Заходил я, ради скуки, к Яблочкину и застал его, как и всегда, за книгою. Он сидел перед окном, подперев руками свою голову, и так был углублен в свое занятие, что не слыхал, как я вошел. «Ты, брат, все за книгами», — сказал я, положив руку на его плечо. Он вздрогнул и быстро поднялся со стула. «Тьфу! как ты меня испугал! Отчего ты так редко у меня бываешь? Или боишься своего наставника?» — «Что за вздор! — отвечал я, — нашлось свободное время, вот я и пришел.
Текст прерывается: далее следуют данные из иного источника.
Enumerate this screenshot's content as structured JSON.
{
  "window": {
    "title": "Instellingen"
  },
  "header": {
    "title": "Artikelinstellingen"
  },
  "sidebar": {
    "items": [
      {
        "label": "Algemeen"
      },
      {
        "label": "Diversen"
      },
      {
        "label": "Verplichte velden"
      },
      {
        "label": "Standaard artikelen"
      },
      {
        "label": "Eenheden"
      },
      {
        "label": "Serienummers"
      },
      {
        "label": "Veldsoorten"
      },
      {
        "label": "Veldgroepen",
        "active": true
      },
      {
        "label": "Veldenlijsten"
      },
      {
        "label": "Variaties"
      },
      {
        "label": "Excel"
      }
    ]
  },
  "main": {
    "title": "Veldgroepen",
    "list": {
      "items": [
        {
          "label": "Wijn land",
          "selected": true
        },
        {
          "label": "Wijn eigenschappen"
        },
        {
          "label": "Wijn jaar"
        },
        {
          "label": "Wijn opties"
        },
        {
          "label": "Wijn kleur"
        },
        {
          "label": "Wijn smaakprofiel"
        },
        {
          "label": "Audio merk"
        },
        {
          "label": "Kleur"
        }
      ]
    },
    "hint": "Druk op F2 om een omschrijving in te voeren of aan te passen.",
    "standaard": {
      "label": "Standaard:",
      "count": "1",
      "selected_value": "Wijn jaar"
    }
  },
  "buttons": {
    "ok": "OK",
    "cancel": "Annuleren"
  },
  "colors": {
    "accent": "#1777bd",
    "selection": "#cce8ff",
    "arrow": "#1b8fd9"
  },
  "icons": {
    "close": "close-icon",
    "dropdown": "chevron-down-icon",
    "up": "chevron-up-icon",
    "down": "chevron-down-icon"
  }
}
Нет ли чего почитать?» — «Я тебе сказал: только бери, книги найдутся». Яблочкин вздохнул и прилег на кровать. «Грудь, душа моя, болит, — сказал он, смотря на меня задумчиво и грустно, — вот что скверно! Ах, если бы у меня было твое здоровье, чего бы я не сделал! чего бы я не перечитал! Лентяй ты, Вася!» — «Нет, Яблочкин, ты меня не знаешь, — отвечал я несколько горячо, — я так зубрю уроки, что другой на моем месте давно бы слег от этого в могилу или сделался идиотом». Он посмотрел на меня с удивлением. «Откуда же в тебе эта любовь к мертвой букве?» — «Тут нет никакой любви. Я смотрю на свои занятия как на обязанность, как на долг. Я знаю, что этот труд со временем даст мне возможность принести пользу тем, в среде которых я буду поставлен. Знаешь ли, друг мой, — продолжал я, одушевляясь, — сан священника — великое дело. Эта мысль приходила мне в голову в бессонные ночи, когда, спрятав учебные книги, усталый, я бросался на свою жесткую постель. Вот, — думал я, — наконец, после долгого труда, я удостоиваюсь сана священнослужителя. Падает ли какой-нибудь бедняк, убитый нуждою, я поддерживаю его силы словом евангельской истины. Унывает ли несчастный, бесчестно оскорбленный и задавленный, — я указываю ему на бесконечное терпение божественного страдальца, который, прибитый гвоздями на кресте, прощал своим врагам. Вырывает ли ранняя смерть любимого человека из объятий друга, — я говорю последнему, что есть другая жизнь, что друг его теперь более счастлив, покинув землю, где царствует зло и льются слезы... И после этого, быть может, я приобретаю любовь и уважение окружающих меня мужичков. Устраиваю в своем доме школу для детей их обоего пола, учу их грамоте, читаю и объясняю им святое Евангелие. Эти дети становятся взрослыми людьми, разумными отцами и добрыми матерями... И я, покрытый сединами, с чистою совестью ложусь на кладбище, куда, как духовный отец, проводил уже не одного человека, напутствуя каждого из них живым словом утешения...»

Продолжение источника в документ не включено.